You can see the video, of at least part of what happened here:
http://www.youtube.com/watch?v=la43HAPqCNk

Or, you can hear her account on our fledgling Air America show, Black Politics:
http://www.archive.org/download/MajoraCarter/MajoraCarterClip.mp3

What was interesting to me about her (putting aside her perhaps hyperbolic remark about the KKK above) was how she might be a model for what many keep pointing to as "leadership". By that I mean, and you can see from the video how surprised and then indignant and then angry she was... and yet you later hear, in her radio interview above, how those emotions are transformed into humor and even insight.
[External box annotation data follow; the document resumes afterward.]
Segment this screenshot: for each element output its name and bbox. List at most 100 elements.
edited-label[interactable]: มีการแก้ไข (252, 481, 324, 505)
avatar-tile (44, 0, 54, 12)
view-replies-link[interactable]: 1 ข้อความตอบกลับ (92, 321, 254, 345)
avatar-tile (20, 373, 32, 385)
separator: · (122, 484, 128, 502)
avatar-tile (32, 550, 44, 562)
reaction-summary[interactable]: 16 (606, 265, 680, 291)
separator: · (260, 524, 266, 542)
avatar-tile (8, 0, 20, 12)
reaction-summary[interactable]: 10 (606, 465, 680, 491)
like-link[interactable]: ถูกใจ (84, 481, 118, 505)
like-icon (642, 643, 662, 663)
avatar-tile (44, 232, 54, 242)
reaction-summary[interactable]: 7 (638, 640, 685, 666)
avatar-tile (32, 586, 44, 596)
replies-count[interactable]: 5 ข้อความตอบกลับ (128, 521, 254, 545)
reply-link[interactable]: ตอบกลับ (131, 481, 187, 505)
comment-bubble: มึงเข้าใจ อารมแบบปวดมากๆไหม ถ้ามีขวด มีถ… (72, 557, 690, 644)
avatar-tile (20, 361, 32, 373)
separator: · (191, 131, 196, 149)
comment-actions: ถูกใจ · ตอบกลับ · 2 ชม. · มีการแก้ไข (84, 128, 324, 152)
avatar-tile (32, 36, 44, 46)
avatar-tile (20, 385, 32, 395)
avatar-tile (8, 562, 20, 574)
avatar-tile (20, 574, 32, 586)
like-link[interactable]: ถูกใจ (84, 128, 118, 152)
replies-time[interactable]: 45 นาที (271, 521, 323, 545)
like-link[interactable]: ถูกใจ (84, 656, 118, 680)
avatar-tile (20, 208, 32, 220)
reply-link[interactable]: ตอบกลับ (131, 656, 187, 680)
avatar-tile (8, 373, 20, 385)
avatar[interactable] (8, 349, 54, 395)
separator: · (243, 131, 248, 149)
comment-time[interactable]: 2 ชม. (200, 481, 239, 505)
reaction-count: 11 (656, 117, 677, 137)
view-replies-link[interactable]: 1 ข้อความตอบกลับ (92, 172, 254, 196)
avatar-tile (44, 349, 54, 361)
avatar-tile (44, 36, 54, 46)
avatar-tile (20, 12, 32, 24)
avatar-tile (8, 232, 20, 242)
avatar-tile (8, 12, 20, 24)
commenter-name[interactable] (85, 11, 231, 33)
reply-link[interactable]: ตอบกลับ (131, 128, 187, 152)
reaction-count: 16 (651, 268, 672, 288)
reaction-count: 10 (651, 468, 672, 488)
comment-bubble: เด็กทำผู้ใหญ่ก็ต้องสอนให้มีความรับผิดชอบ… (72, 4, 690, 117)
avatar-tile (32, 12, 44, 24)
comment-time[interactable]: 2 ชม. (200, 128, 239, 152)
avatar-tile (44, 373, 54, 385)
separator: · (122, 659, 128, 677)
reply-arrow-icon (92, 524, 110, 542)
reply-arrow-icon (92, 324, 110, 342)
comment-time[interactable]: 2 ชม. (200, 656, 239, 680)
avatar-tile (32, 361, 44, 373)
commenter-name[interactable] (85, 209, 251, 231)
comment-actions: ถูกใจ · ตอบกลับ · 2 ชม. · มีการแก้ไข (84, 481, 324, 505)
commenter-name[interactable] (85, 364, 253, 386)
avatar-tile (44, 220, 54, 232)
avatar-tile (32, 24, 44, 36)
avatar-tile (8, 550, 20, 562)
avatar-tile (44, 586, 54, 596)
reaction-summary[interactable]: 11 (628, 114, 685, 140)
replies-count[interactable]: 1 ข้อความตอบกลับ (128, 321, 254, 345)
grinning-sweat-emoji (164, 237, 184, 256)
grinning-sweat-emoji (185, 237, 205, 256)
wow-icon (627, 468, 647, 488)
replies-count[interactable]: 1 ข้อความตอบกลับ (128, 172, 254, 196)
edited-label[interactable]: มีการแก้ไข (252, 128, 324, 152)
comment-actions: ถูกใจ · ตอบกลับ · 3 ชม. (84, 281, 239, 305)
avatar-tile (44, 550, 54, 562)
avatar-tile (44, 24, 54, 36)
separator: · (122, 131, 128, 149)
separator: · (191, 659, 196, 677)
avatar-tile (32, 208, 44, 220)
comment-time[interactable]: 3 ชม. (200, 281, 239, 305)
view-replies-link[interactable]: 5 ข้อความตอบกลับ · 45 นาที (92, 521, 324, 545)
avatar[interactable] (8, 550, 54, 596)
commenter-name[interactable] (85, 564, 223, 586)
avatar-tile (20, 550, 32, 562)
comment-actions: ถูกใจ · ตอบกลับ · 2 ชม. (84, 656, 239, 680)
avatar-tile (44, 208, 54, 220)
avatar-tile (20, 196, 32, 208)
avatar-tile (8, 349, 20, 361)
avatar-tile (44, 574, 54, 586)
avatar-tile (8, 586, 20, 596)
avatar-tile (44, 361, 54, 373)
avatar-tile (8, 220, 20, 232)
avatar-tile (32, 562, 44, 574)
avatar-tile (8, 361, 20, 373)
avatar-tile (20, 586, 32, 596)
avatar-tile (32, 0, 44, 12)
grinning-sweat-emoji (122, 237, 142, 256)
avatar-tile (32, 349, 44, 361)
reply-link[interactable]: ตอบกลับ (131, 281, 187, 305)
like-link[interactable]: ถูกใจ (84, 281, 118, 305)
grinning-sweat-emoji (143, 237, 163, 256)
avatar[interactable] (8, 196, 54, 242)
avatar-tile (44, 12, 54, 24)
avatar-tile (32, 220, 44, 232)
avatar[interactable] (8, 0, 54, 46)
It seems to me her minor act of putting herself out was really courageous. I mean, it's one thing to join a rabble chanting for one cause or another - it's more risky to expose yourself all alone. She's a smart enough person to have anticipated how the San Francisco police and Chinese security people would react. But she acted anyway.

She went for the solo humiliation package, not a move most people would be looking for in an effort to express "solidarity", a word I was surprised to hear her say. I felt captivated by this idea of a black woman showing solidarity with the monks of Tibet, and frankly with the people of Tibet who feel bullied and disrespected by the Chinese. Majora was very clear on that point. And, she expressed an idea, which I've been having trouble dealing with: that despite complicated relationships, you have to in the end stand for something. Majora isn't calling for a boycott or the Olympics, she's simply calling for a pause, a moment of reflection, a reality check to consider what Tibetans are going through and for us to take a look at the price we are paying in both China and America for cheap labor and goods.

Majora made me think about how our "leaders" are limited in ways we are not. There's been some fancy rhetoric from Leader Pelosi, Sen. Clinton and others, but the actions of one small person can be even more articulate.